So Lore avoids robot territory, driving down another canyon and pulling up to a door in a dark corner. Beyond it is an equally impressive space, another 400,000 sq. ft. yet to be used. "Room for growth," says Lore, letting the sheer size of the space do most of the talking. It is easy to understand the message here, and in everything Quidsi does. To survive as a commodity-based retailer you need ridiculous, giddy-making scale—because no matter what you're selling, if you're selling online, you are always, always at war with Amazon.

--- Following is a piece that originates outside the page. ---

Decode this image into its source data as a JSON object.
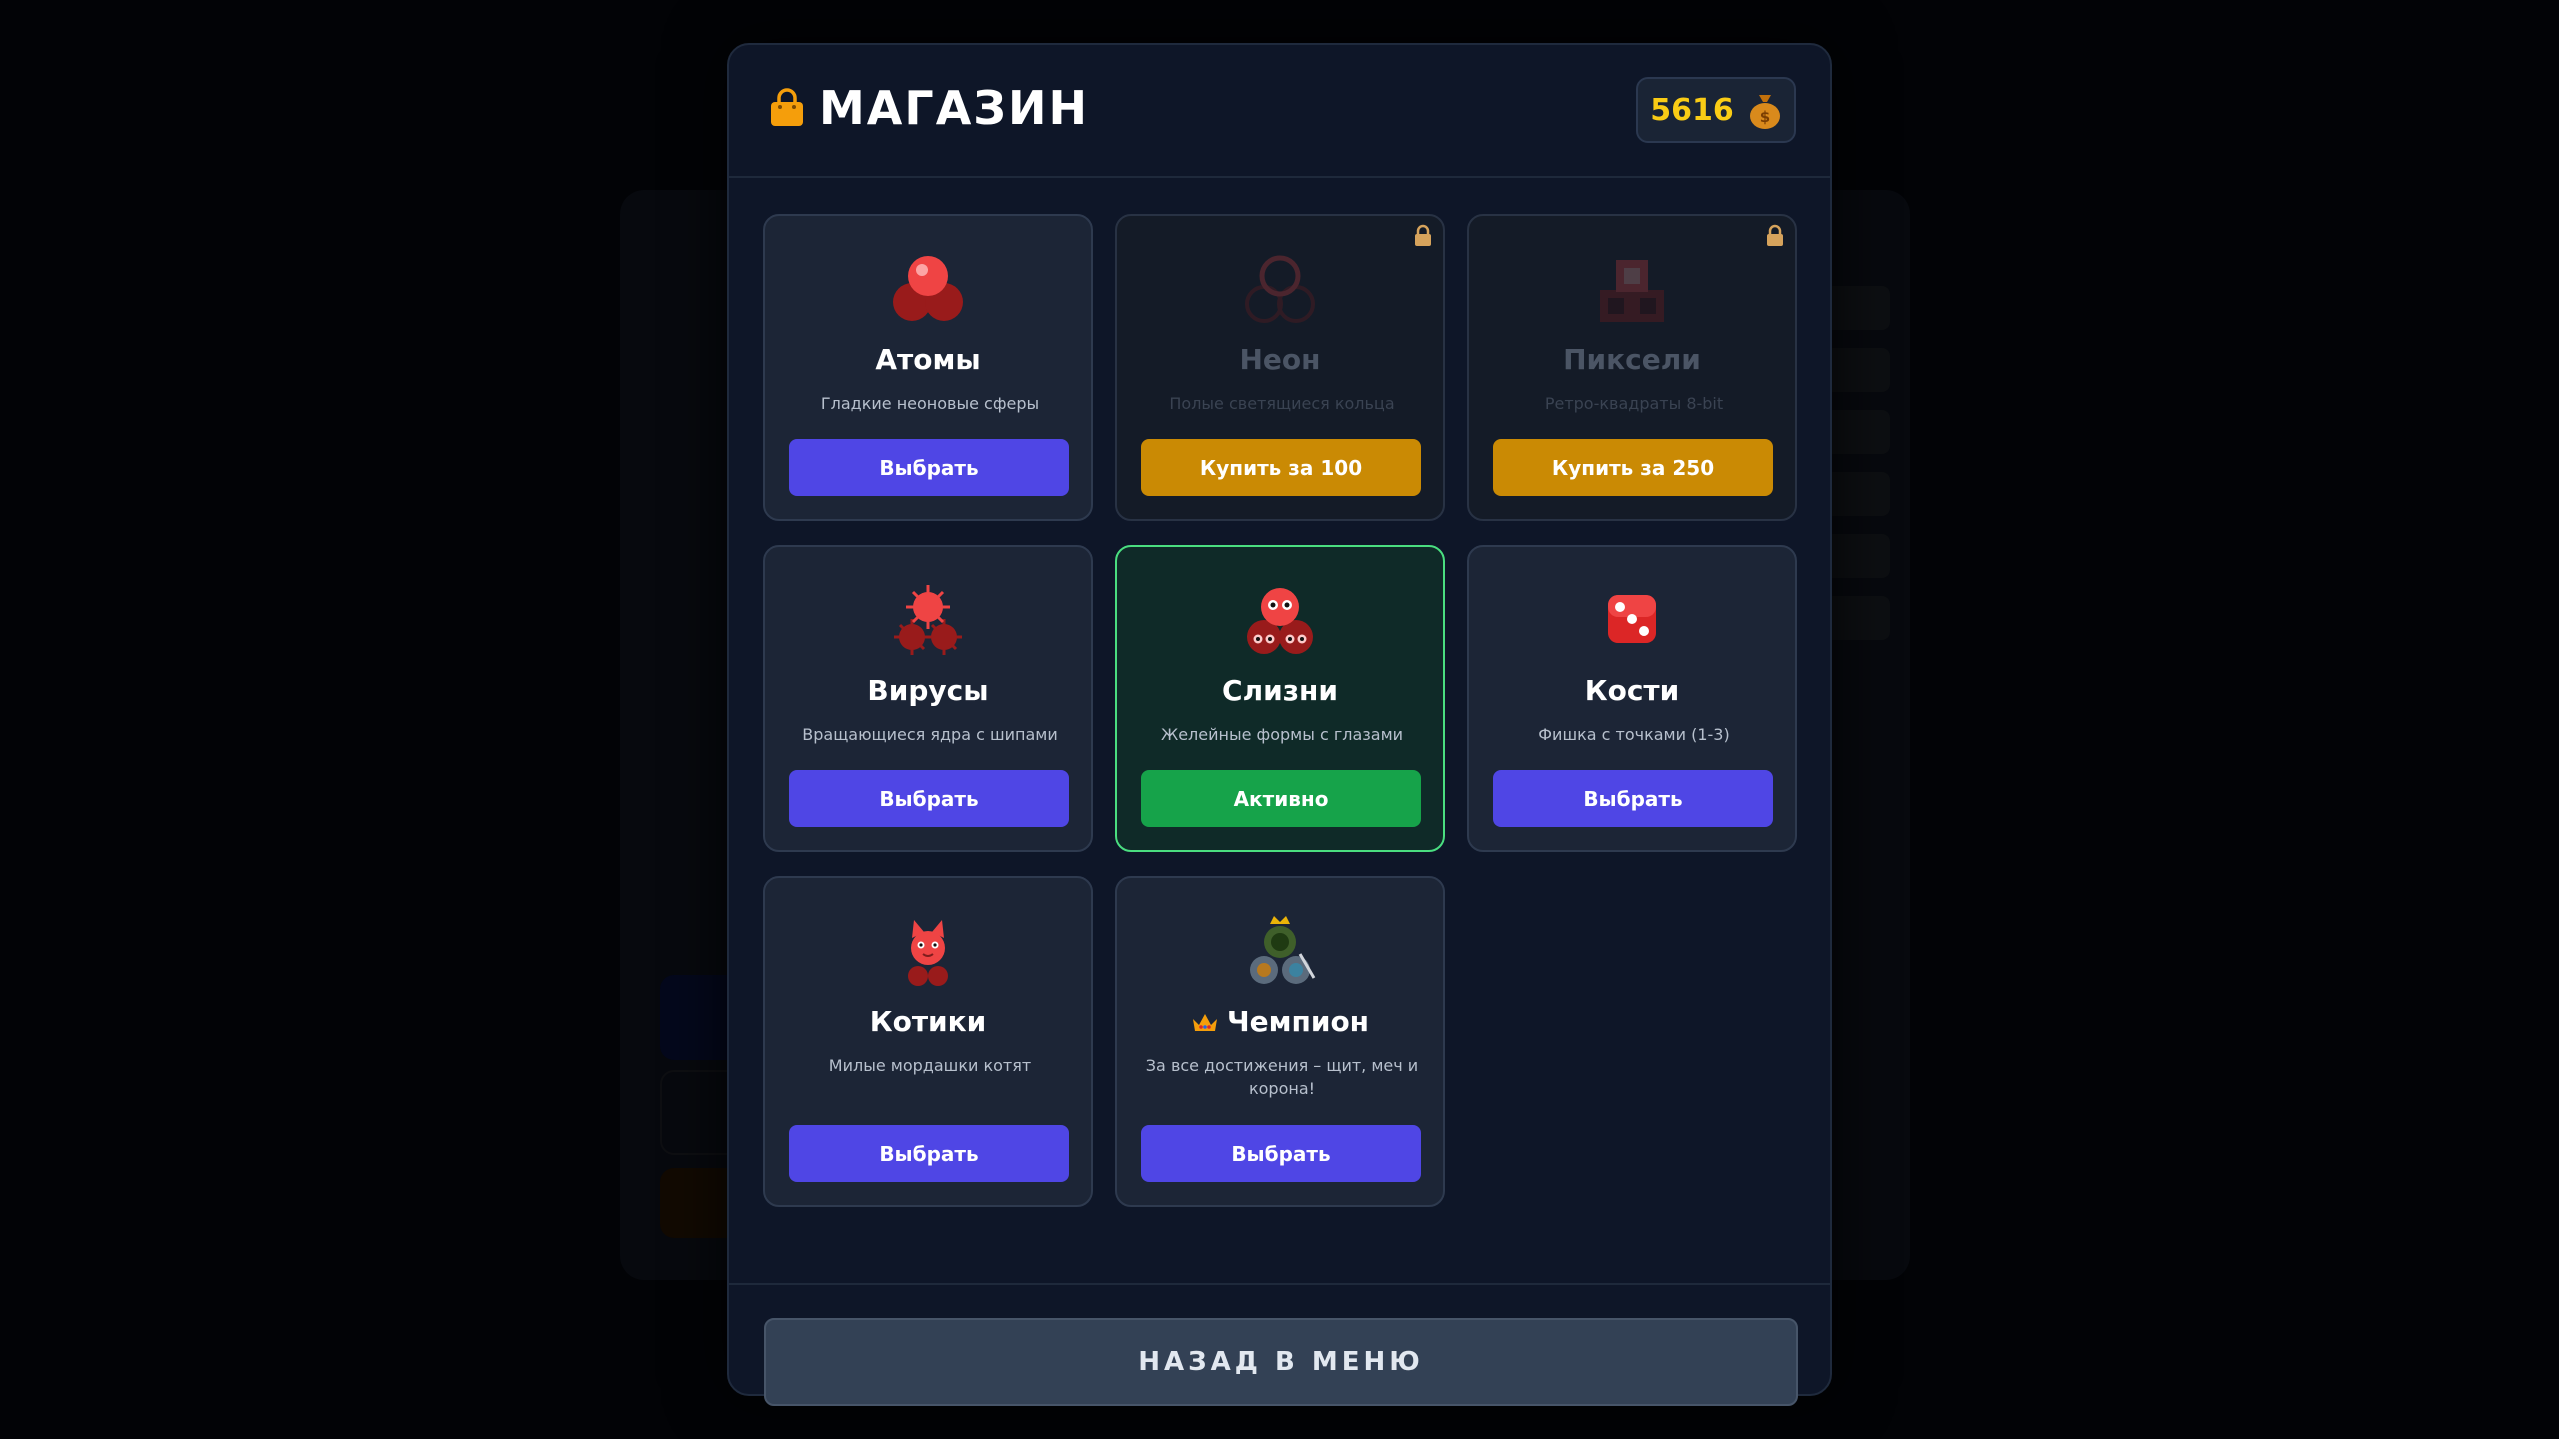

Lore and Bharara did about $180 million in revenue in 2009 and expect to bring in about $300 million in 2010. Just five years old, Quidsi (the name means "what if?" in Latin) is already breaking even in a category that wasn't supposed to work on the internet: Quickly shipping bulky, low-margin commodities. The partners don't make money on diapers, and never planned to. Diapers are the draw that brings in loyal customers who order over and over. The money comes when a shopper throws in one of the other 25,000 SKUs, or Stock Keeping Units, that Diapers.com lists on its site—higher-margin items like brand-name baby shampoo, wipes, and formula. (Soap.com, just introduced, adds another 25,000 SKUs. Lore and Bharara want to have well over 100,000 by the end of next year; they're planning to get into toys, too.) According to the partners, their customers are "sticky," ordering again and again and telling other parents about the service.